Debutta con cinque assoluzioni “per non aver commesso il fatto” e una sola condanna, a 5mila euro di ammenda, il reato di clandestinità nella giurisdizione del tribunale di Lodi: ieri a Codogno la prima udienza, innanzi al giudice Giovanni Giuffrida, a carico di sei nordafricani che erano stati denunciati nel Basso Lodigiano tra il 10 e l’11 agosto, poche ore dopo l’entrata in vigore della norma. Nessuno degli stranieri si è presentato: in aula per loro gli avvocati d’ufficio Raimonda Aliu Mane, Valeria Tansini e Fabio Daprati, che dei loro assistiti, tutti contumaci, hanno potuto conoscere solamente gli atti d’accusa, tra i quali i decreti di citazione a giudizio del pm Delia Anibaldi della procura di Lodi. Tutte le parti si erano munite di manualetti interpretativi della nuova norma, e il pm Arturo Iacovacci e il giudice a loro volta erano reduci da un corso di aggiornamento sul “pacchetto sicurezza” tenutosi martedì presso il palazzo di giustizia di Milano.
Primi giudicati, un record storico di cui sicuramente avrebbero fatto a meno, E.A., 25 anni, egiziano, e A.M., 34 anni, marocchino, che erano stati fermato il 10 agosto dai carabinieri di Codogno nell’ambito di un’operazione mirata anche al controllo dei documenti degli stranieri, attuata con il supporto di militari del comando provinciale di Lodi. Sul banco dei testimoni i militari che avevano formalizzato la denuncia, ai quali il pm ha chiesto di chiarire se risultassero già destinatari di provvedimenti di espulsione. A risposta affermativa, la richiesta di non luogo a procedere. Il giudice, dopo quasi mezz’ora di camera di consiglio, ha quindi pronunciato sentenza di assoluzione. Processo identico quindi per i marocchini M.B., 24 anni, e J.A., di 25, anch’essi già formalmente espulsi in passato, e a loro volta assolti dal reato di clandestinità, e per A.F., 21 anni, egiziano. Ultimo al giudizio E.O.A., 22 anni, marocchino, che era stato sorpreso l’11 agosto da militari della tenenza di Casale della guardia di finanza in via Lever Gibbs, a Casale: non aveva mai ricevuto decreti di espulsione e quindi per lui si è applicata la nuova norma, l’articolo 10 bis della “Bossi-Fini” introdotto dalla legge 94 del 2009, con la pena minima della sanzione di 5mila euro, che difficilmente però un nullatenente, oltre che, al momento, irreperibile, potrà essere costretto a pagare. Per lui, come per tutti gli altri, la questura di Lodi ha comunque avviato le procedure del provvedimento di espulsione, che però solo in rari casi viene seguito dall’accompagnamento alla frontiera e dall’imbarco.

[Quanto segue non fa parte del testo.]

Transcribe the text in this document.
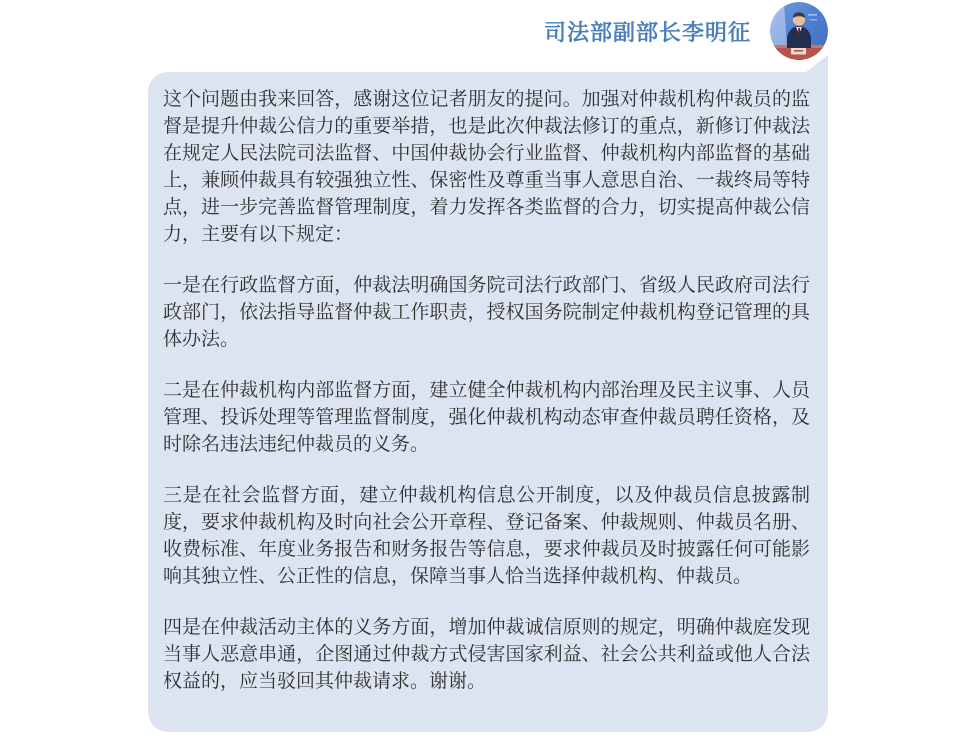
司法部副部长李明征

这个问题由我来回答，感谢这位记者朋友的提问。加强对仲裁机构仲裁员的监督是提升仲裁公信力的重要举措，也是此次仲裁法修订的重点，新修订仲裁法在规定人民法院司法监督、中国仲裁协会行业监督、仲裁机构内部监督的基础上，兼顾仲裁具有较强独立性、保密性及尊重当事人意思自治、一裁终局等特点，进一步完善监督管理制度，着力发挥各类监督的合力，切实提高仲裁公信力，主要有以下规定：

一是在行政监督方面，仲裁法明确国务院司法行政部门、省级人民政府司法行政部门，依法指导监督仲裁工作职责，授权国务院制定仲裁机构登记管理的具体办法。

二是在仲裁机构内部监督方面，建立健全仲裁机构内部治理及民主议事、人员管理、投诉处理等管理监督制度，强化仲裁机构动态审查仲裁员聘任资格，及时除名违法违纪仲裁员的义务。

三是在社会监督方面，建立仲裁机构信息公开制度，以及仲裁员信息披露制度，要求仲裁机构及时向社会公开章程、登记备案、仲裁规则、仲裁员名册、收费标准、年度业务报告和财务报告等信息，要求仲裁员及时披露任何可能影响其独立性、公正性的信息，保障当事人恰当选择仲裁机构、仲裁员。

四是在仲裁活动主体的义务方面，增加仲裁诚信原则的规定，明确仲裁庭发现当事人恶意串通，企图通过仲裁方式侵害国家利益、社会公共利益或他人合法权益的，应当驳回其仲裁请求。谢谢。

A spiegare le richieste di assoluzione del pm e la decisione del giudice sono gli avvocati: «L’articolo 10 bis è chiaro, almeno in questo – spiega Daprati -: la clandestinità è punibile “salvo che il fatto costituisca più grave reato”. E chi, in quanto clandestino, è anche inottemperante a un precedente ordine di espulsione, viola una norma che prevede sanzioni più gravi, cioè il carcere, già contenuta nella previgente Bossi – Fini. Ecco perché queste persone andrebbero processate per l’inottemperanza, che assorbe questo reato minore, e non per la semplice clandestinità».